帰国後、ドイツビールやベルギービールが揃うビアバーに通い、時折米国を訪れては、自家醸造ショップを回って自家醸造を試したりと、美味しいものをつくるために試行錯誤を繰り返す生活を送っていた。2010年代前半、地元の江東区にあるインターナショナルスクールで、翻訳や通訳など秘書業務の仕事をしながらビアギーク的な生活を続けていくうち、中出の胸にはいつしかブルワーになりたいという思いが生まれていた。当時を振り返って、「ビール業界がいいなと思っていたのですが、ツテがないと業界に入れないような感じがしていました」と語った。すると2018年、地元の知り合いを通じて、清澄白河にある「ピットマンズ」でブルワリーの立ち上げに携わることになり、そこではじめて商業的にビールをつくる機会に恵まれた。それまで積み上げてきたビールの知識や経験を生かして醸造に取り組んだ中出は、しばらく経つと、現場を取り仕切っていた醸造長の信頼を勝ち取り、ビールづくりをほぼ一人で任されるようになる。また一方で、似たような設備を持つ銚子ビールやつくばブルワリーに赴いて、機器の使い方やレシピの作り方など醸造に関することを教えたり、一緒にビールをつくっていたという。「2020年にはインクホーンを開業することが決まっていたので、ジプシーという形でビールをつくって、2021年1月にタップルームがオープンしたときには、そこで一緒につくったビールをメインで出していました」と中出。複数のブルワリーの立ち上げに関わってきた彼だが、自分で実際にブルワリーをはじめるにあたって、何か違いはあったのだろうか。「醸造設備の搬入ルートを考えたりと、ブルワリーのことはわかっていましたが、店側のことは知らないことばかりで、飲食許可の申請に必要なものがわかりませんでした。自分一人でやっていたので頼る人がいないというのはつらかったです」と話した。続けて「タンクをフォークリフトで搬入したあとは、最後手作業で運ばなければならず、近くにある東京エールワークスのメンバーに手伝ってもらって乗り切りました」と、近隣で同じようにビールづくりに励む仲間たちに感謝の気持ちを表した。

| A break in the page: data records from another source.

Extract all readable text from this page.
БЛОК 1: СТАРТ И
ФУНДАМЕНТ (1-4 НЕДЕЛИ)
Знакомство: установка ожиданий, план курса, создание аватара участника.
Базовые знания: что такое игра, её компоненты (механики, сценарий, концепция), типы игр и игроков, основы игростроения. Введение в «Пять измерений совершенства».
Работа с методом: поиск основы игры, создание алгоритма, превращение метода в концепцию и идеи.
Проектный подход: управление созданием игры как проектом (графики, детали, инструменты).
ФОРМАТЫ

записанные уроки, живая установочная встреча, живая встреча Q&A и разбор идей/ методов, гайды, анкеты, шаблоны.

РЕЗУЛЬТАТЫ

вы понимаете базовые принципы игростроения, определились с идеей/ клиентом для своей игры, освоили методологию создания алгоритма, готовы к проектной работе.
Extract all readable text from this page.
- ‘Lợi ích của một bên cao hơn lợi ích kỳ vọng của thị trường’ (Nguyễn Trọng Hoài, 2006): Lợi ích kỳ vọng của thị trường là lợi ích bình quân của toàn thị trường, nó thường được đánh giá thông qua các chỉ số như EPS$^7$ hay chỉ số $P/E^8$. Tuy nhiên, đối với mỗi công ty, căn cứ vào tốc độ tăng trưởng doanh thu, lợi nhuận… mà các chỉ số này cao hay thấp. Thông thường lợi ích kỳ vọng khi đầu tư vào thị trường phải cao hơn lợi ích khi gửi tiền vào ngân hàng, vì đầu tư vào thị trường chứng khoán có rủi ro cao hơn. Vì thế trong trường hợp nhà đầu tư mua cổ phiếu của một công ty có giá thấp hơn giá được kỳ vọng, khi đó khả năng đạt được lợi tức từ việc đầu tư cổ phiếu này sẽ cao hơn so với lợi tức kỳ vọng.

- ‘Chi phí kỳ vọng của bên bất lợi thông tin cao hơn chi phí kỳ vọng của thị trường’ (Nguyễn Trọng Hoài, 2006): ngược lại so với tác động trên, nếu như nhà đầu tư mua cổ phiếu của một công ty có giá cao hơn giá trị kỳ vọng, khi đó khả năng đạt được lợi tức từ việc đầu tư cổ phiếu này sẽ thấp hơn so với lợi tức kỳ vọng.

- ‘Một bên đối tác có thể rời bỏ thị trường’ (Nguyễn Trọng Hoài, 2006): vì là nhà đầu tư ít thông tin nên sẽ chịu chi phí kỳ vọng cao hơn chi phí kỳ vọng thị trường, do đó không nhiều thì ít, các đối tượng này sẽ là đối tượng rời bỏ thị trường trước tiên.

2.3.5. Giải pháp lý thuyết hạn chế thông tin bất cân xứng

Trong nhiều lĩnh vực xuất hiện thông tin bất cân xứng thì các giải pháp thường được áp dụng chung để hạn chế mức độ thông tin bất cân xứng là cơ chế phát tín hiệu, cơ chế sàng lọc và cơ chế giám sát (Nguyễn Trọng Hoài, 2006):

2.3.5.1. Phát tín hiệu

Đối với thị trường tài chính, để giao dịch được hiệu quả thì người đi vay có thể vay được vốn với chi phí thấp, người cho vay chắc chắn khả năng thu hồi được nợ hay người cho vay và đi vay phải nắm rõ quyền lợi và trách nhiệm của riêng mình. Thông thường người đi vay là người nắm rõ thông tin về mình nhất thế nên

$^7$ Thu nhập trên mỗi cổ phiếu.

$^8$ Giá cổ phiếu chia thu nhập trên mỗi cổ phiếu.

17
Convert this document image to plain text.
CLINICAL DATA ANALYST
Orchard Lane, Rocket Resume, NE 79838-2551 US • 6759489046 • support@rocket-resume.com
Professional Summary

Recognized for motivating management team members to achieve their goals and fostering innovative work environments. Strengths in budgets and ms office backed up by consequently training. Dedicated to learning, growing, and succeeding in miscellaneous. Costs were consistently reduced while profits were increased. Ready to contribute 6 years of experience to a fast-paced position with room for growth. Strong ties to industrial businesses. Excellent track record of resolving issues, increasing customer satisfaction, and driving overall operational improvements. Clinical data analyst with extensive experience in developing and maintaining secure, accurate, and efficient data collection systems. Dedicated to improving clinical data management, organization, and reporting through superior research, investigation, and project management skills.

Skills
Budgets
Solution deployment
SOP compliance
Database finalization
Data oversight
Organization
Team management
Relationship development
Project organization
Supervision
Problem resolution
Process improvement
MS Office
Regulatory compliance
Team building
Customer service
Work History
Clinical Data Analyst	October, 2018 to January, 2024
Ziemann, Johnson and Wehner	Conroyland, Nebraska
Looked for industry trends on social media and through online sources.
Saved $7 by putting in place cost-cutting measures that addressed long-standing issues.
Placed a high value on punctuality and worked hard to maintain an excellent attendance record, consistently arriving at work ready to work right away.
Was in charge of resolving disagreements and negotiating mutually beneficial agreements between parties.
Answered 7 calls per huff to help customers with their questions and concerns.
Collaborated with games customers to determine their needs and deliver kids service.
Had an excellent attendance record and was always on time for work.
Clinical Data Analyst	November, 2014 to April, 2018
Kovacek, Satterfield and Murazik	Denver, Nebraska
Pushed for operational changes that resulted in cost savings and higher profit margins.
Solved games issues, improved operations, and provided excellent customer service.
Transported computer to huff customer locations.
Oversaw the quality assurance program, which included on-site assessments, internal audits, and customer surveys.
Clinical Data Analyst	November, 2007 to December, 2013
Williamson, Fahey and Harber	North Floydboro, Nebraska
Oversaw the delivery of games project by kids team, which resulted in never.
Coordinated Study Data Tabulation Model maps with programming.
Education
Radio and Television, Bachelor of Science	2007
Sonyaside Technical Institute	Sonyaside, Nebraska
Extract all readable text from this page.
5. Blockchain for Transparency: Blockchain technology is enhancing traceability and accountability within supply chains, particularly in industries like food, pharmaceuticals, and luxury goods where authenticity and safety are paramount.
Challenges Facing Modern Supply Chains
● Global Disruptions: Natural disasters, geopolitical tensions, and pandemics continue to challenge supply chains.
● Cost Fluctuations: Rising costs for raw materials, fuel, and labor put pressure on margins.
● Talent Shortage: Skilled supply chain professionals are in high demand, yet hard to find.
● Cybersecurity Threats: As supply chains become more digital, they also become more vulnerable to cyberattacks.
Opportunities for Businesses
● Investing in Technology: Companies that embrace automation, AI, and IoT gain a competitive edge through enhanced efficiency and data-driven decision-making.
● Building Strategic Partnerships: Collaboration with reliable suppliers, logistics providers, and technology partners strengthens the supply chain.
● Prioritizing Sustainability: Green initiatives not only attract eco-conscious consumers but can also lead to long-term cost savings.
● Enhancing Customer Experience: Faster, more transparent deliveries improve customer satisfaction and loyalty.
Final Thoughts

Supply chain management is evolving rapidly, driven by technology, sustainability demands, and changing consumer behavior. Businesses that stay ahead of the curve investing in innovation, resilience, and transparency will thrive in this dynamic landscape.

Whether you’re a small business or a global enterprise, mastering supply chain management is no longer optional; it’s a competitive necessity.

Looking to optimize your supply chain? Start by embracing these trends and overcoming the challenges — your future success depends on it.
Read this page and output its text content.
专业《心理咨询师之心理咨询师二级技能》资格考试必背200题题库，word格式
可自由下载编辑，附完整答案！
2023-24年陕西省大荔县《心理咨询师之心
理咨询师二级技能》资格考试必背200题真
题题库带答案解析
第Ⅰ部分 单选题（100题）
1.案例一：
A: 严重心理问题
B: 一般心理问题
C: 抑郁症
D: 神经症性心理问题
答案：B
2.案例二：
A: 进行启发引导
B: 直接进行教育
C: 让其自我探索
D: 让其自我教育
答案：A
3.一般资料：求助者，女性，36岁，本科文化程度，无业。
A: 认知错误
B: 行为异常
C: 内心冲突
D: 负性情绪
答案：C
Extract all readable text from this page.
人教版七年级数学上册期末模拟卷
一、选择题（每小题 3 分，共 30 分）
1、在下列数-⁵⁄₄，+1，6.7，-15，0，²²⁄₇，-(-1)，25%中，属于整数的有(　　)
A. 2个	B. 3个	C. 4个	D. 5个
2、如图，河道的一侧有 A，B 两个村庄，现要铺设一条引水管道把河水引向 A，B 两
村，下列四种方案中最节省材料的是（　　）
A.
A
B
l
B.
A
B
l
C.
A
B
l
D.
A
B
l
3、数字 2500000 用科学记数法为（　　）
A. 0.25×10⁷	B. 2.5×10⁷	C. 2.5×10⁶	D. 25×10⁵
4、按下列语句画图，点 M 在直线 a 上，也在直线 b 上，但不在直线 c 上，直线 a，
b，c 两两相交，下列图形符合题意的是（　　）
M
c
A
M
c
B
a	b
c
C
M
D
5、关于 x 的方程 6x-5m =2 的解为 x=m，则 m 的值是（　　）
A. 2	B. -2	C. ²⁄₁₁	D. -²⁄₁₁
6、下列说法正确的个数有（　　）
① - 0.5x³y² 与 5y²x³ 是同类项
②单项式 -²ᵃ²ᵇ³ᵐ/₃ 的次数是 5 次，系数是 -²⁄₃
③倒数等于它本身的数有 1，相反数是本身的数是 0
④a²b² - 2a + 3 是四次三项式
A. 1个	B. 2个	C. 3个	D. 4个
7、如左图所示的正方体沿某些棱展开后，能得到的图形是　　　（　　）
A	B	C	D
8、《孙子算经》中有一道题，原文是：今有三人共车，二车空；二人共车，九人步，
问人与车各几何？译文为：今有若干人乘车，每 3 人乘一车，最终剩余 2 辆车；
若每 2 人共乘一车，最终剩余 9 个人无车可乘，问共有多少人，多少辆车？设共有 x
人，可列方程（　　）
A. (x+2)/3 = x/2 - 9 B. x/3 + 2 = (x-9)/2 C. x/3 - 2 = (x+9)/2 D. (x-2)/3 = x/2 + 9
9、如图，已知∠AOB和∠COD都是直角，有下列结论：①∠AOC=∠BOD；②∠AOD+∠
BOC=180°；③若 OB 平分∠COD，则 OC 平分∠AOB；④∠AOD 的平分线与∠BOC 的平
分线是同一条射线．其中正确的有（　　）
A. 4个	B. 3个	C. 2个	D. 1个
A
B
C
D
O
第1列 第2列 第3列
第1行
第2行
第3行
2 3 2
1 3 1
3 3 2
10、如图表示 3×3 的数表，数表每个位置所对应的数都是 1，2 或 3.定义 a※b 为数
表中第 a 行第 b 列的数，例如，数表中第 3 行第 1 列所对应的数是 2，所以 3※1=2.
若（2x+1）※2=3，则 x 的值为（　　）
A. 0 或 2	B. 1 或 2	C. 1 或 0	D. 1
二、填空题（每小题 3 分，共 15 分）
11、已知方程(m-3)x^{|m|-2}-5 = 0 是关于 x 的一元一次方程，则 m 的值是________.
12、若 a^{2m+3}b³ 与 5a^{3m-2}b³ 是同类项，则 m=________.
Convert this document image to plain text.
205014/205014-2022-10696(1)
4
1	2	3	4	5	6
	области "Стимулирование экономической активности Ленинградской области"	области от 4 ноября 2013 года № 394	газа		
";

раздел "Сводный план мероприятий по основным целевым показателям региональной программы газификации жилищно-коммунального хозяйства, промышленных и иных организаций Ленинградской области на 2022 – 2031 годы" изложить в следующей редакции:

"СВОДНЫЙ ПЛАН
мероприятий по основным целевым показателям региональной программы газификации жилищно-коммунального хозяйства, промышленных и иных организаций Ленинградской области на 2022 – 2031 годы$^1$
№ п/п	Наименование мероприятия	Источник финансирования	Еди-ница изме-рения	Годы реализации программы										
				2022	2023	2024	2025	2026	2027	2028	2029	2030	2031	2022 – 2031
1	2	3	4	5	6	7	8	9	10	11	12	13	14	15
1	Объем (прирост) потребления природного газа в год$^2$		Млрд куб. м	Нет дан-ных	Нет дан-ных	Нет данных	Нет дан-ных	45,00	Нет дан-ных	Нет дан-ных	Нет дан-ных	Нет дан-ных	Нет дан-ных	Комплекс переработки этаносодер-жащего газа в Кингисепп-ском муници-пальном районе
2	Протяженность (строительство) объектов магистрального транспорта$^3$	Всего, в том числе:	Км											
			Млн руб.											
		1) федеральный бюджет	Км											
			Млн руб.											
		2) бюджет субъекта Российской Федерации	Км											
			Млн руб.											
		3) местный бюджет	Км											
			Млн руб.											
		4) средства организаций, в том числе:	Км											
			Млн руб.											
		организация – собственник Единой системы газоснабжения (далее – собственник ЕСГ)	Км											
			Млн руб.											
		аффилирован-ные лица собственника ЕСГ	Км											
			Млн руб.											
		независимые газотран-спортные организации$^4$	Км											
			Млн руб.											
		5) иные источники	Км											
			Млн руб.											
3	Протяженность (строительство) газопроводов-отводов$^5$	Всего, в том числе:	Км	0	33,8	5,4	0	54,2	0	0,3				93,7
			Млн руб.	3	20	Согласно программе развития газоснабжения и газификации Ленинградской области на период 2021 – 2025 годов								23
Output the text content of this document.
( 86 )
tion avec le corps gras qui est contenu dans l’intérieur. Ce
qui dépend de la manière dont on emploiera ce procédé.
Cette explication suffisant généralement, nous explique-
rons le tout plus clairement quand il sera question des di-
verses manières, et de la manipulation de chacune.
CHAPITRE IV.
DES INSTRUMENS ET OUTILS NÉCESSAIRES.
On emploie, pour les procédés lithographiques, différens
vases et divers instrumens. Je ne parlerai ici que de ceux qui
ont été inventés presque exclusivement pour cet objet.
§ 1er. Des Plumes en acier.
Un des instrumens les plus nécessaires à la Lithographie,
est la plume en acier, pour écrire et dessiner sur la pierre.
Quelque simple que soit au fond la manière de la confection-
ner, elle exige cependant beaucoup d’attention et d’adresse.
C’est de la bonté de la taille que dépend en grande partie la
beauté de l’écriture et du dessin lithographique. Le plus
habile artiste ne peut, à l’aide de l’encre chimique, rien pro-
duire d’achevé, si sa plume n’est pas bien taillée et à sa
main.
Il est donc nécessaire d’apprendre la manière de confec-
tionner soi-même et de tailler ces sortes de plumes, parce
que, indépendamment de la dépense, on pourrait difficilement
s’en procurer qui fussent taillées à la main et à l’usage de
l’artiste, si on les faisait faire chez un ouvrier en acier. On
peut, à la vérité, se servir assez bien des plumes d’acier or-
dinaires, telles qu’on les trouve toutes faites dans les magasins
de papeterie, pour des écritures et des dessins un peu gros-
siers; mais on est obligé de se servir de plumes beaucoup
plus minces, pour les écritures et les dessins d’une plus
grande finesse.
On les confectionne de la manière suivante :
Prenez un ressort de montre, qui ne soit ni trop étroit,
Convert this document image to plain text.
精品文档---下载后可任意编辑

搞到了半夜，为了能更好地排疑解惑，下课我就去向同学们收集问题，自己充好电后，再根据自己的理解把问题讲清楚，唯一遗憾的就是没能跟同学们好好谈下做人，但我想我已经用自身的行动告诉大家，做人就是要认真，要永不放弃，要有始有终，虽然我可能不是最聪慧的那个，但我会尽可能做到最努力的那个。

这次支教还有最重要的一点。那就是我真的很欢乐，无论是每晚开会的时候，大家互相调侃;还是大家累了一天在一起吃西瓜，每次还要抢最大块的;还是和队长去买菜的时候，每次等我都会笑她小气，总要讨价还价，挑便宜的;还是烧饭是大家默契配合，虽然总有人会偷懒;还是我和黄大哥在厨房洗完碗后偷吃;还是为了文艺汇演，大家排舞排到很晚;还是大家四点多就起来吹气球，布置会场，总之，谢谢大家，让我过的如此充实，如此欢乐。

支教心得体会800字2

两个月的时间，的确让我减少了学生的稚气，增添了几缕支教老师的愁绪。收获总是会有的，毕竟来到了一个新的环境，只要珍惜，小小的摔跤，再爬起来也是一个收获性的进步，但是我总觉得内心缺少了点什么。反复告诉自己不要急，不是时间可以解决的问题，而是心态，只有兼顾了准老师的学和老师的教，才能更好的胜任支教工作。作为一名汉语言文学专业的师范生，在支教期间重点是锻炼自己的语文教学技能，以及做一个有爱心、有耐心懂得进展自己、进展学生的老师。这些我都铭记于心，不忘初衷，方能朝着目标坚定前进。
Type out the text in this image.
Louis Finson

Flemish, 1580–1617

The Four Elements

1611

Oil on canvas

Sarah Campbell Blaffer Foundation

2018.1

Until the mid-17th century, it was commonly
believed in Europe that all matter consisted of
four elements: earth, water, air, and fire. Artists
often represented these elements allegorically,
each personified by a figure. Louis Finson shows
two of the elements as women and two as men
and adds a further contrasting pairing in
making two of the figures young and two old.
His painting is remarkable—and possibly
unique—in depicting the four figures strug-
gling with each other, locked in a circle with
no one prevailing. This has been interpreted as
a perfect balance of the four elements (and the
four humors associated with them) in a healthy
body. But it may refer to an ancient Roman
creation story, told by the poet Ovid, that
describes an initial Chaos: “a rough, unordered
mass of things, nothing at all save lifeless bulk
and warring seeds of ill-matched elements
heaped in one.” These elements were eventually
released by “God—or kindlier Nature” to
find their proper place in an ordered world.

ブルワリー名の「インクホーン」とは、かつて西洋で使用されていた、動物のツノを用いたインクの壺を意味する。この言葉を選んだ理由の一つとして、中出は「インク壺言葉」を挙げた。インク壺言葉とは、16世紀~17世紀ごろ、学者や作家のあいだでラテン語から言葉を借りて英語を書くことで知識をひけらかすような風潮が広まり、そこから転じて、インク壺を使うような人たちが使うラテン語系借用語を「インク壺言葉」と呼ぶようになったことに由来する。「その風潮が英語の純粋さを保つとか保たないとか、なんでほかの国の言葉を英語に入れるんだという議論が当時あって、その流れが面白いと思いました」と説明した。この話を聞いて、筆者の頭にはやたらと横文字を使いたがる政治家が思い浮んだが、なかなか普遍的な議論だと感心してしまった。彼は続けて、「その理由以外にも、インクから言葉やストーリーが生まれるので、インク壺にはインスピレーションの元があるように感じます。あとインク壺は書斎や図書館に置かれていることが多く、そういう雰囲気も好きだし、いろいろな理由があります。半分、自分たちで皮肉ってインテリぶってやってるよというところもあります」と冗談めかして語った。すると横から、「駿は日本人ですが、ドイツのスタイルやアメリカンスタイルなど、世界各国のブルワーが操る言葉(ビール)からインスピレーションを得ているので、そういう意味でもふさわしいと思いました」と補足してくれたのは、中出の妻で共同創設者でもあるエイミー。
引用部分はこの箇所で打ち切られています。